The definitive agreements relating to the transfer of the majority block of shares to BOIRON DEVELOPPEMENT at the Offer price may be entered into following completion of the consultation procedures with the employee representative bodies, the receipt of any regulatory authorisations that may be required and the fulfilment and lifting of the usual prerequisites and conditions precedent. Depending on the timing of these consultations and the fulfilment and lifting of these prerequisites and conditions precedent, the final agreements could be signed at the beginning of the fourth quarter of this year.
Press contact:
Laura Maucci-Ponzio
Mail: laura.maucci-ponzio@boiron.fr
Tel: +33 (0)7 62 65 46 28
Appendix: premiums table
Value per share* | Implied premium for an Offer Price of €39.64 | |||||||
Stock price statistics | Closing price on July 3rd 2023 | 29,14 | 36,0% | |||||
VWAP - 20 days | 28,65 | 38,4% | ||||||
VWAP - 60 days | 27,96 | 41,8% | ||||||
VWAP - 120 days | 29,58 | 34,0% | ||||||
VWAP - 180 days | 30,99 | 27,9% | ||||||
* Value per share adjusted by €10.36 of special dividend | ||||||||
Value per share | Implied premium for a share value of €50 | |||||||
Stock price statistics | Closing price on July 3rd 2023 | 39,50 | 26,6% | |||||
VWAP - 20 days | 39,01 | 28,2% | ||||||
VWAP - 60 days | 38,32 | 30,5% | ||||||
VWAP - 120 days | 39,94 | 25,2% | ||||||
VWAP - 180 days | 41,35 | 20,9% |
[1] This exclusive agreement mainly stems from a put option granted by BOIRON DEVELOPPEMENT to the majority block comprising the Boiron family group. The option may be exercised upon completion of the employee representative body consultation procedure and after obtaining any regulatory authorisations that may be required.
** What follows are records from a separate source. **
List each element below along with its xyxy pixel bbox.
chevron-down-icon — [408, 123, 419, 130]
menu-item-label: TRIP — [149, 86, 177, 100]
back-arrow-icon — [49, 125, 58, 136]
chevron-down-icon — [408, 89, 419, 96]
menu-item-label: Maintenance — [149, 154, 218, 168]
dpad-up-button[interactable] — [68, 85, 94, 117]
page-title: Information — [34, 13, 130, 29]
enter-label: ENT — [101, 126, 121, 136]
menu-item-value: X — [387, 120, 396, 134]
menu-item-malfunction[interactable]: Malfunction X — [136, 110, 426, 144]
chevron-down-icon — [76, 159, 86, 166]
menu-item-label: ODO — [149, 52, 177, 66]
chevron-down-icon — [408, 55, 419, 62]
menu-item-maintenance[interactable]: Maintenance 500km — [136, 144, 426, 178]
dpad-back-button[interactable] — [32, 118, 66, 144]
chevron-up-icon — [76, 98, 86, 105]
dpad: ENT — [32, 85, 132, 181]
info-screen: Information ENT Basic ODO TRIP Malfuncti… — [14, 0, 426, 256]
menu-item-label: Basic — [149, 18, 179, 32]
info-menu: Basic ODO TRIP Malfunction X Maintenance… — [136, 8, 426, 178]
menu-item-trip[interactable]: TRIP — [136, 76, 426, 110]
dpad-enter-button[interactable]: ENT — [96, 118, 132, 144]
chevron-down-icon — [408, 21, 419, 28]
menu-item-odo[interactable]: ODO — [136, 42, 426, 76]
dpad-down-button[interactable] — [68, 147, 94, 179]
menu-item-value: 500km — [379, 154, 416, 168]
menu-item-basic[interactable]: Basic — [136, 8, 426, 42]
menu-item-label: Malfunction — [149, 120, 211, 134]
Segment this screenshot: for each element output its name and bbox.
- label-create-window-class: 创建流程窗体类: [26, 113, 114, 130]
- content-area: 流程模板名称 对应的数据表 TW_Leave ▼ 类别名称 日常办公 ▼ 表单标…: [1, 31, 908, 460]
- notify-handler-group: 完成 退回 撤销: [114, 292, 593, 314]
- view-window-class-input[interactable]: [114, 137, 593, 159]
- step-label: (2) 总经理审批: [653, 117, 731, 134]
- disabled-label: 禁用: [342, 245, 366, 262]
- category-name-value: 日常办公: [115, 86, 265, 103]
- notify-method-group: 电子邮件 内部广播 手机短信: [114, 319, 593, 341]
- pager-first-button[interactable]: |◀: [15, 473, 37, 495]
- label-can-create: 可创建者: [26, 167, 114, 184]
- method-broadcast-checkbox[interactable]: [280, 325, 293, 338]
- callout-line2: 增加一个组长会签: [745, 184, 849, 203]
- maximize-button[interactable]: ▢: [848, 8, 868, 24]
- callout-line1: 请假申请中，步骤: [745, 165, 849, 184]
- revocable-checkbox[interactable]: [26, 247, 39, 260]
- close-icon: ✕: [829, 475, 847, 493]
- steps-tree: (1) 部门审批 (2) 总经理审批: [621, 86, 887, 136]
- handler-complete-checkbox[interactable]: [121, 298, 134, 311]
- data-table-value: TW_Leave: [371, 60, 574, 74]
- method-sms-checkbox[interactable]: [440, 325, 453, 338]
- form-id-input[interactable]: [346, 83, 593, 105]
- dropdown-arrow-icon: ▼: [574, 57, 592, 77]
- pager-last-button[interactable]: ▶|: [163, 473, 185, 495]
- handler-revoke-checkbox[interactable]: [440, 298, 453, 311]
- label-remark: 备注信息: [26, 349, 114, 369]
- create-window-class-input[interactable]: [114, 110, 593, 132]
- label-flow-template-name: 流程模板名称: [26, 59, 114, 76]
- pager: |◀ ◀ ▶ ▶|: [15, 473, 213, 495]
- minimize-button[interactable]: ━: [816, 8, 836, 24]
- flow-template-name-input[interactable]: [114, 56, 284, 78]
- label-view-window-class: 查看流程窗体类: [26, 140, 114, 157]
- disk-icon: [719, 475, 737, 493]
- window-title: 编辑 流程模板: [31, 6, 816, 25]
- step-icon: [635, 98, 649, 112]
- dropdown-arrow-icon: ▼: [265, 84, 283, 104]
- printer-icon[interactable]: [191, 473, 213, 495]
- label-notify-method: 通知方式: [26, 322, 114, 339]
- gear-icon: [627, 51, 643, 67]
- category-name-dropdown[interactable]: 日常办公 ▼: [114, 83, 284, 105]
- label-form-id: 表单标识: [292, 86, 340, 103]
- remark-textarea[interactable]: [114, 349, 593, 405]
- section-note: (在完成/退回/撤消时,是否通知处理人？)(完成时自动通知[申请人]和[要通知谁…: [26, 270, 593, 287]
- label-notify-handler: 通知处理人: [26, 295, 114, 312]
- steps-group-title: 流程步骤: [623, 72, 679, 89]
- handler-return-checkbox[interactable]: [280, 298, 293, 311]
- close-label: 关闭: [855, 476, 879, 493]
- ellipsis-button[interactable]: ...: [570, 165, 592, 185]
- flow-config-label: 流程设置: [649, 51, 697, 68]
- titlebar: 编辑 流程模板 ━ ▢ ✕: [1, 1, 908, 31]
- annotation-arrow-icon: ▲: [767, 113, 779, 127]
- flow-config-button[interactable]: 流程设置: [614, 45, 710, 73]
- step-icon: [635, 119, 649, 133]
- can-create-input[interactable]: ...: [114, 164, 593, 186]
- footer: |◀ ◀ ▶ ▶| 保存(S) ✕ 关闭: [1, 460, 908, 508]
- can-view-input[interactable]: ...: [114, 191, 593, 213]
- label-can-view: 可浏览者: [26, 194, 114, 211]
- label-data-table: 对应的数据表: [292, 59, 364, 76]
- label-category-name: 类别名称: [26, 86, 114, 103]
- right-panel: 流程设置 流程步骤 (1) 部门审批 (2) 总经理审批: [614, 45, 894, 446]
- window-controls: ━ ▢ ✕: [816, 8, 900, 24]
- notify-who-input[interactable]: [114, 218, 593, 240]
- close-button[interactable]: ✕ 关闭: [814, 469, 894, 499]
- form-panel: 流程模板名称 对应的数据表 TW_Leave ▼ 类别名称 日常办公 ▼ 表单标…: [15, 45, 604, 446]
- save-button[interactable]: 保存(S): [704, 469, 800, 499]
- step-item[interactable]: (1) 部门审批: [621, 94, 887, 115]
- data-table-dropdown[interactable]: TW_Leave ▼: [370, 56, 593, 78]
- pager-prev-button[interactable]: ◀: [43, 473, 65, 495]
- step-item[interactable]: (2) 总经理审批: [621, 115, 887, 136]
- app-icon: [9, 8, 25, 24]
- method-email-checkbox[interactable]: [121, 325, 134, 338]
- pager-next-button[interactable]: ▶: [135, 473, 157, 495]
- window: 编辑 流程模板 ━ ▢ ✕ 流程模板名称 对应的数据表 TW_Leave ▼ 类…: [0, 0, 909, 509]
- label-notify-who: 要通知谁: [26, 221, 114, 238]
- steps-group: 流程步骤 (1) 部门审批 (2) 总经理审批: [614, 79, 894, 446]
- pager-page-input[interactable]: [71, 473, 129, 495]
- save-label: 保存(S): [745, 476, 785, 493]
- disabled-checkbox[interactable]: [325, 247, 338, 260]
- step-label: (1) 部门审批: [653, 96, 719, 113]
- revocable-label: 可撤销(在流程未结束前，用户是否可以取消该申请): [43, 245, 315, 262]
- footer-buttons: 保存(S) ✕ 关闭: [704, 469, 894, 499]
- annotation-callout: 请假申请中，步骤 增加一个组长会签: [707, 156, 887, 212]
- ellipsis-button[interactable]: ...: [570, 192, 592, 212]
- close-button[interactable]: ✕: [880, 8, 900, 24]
[2] The Boiron family group consists of SODEVA (a French public limited company controlled by the Jean Boiron family branch) and SHB (a French public limited company controlled by the Henri Boiron family branch) and individual members of the Jean and Henri Boiron families.
[3] The share capital consists of 17,545,408 shares, of which 12,243,936 shares are held by the Boiron family group
[4] BOIRON DEVELOPPEMENT, a company set up for the purposes of the current transaction, is a French simplified joint-stock company with share capital of €1,000, registered in the Lyon Trade and Companies Registry under number 953 894 037.
[5] With regard to the 69.9% stake held by the Boiron family, the proportion of shares sold should be around 18% and the proportion of shares contributed should be around 52%.
[6] The investor's contribution will be made in the form of a reserved cash capital increase, in return for a subscription price set by equivalence with the Offer price.
[7] Following the transfer of the block of shares and the investor's contribution, and subject to the positioning of the FCPE, the share capital of BOIRON DEVELOPPEMENT would be divided as follows: 70% for the Boiron family, 25% for the investor and 5% for the FCPE.
[8] The amount of the dividend per share is determined taking into account the number of treasury shares held on today's date, namely 169 000 shares.
[9] It should be noted that the two family holding companies, SODEVA and SHB, will undertake to vote in favour of this distribution in the contractual documentation that will be concluded once the consultation procedures with the employee representative bodies have been completed, any necessary regulatory authorisations have been obtained and the usual preconditions and conditions precedent have been met.
[10] The special purpose committee is composed of A. Borfiga (independant director), of P. Brun (independant director) and of S. Chesnot.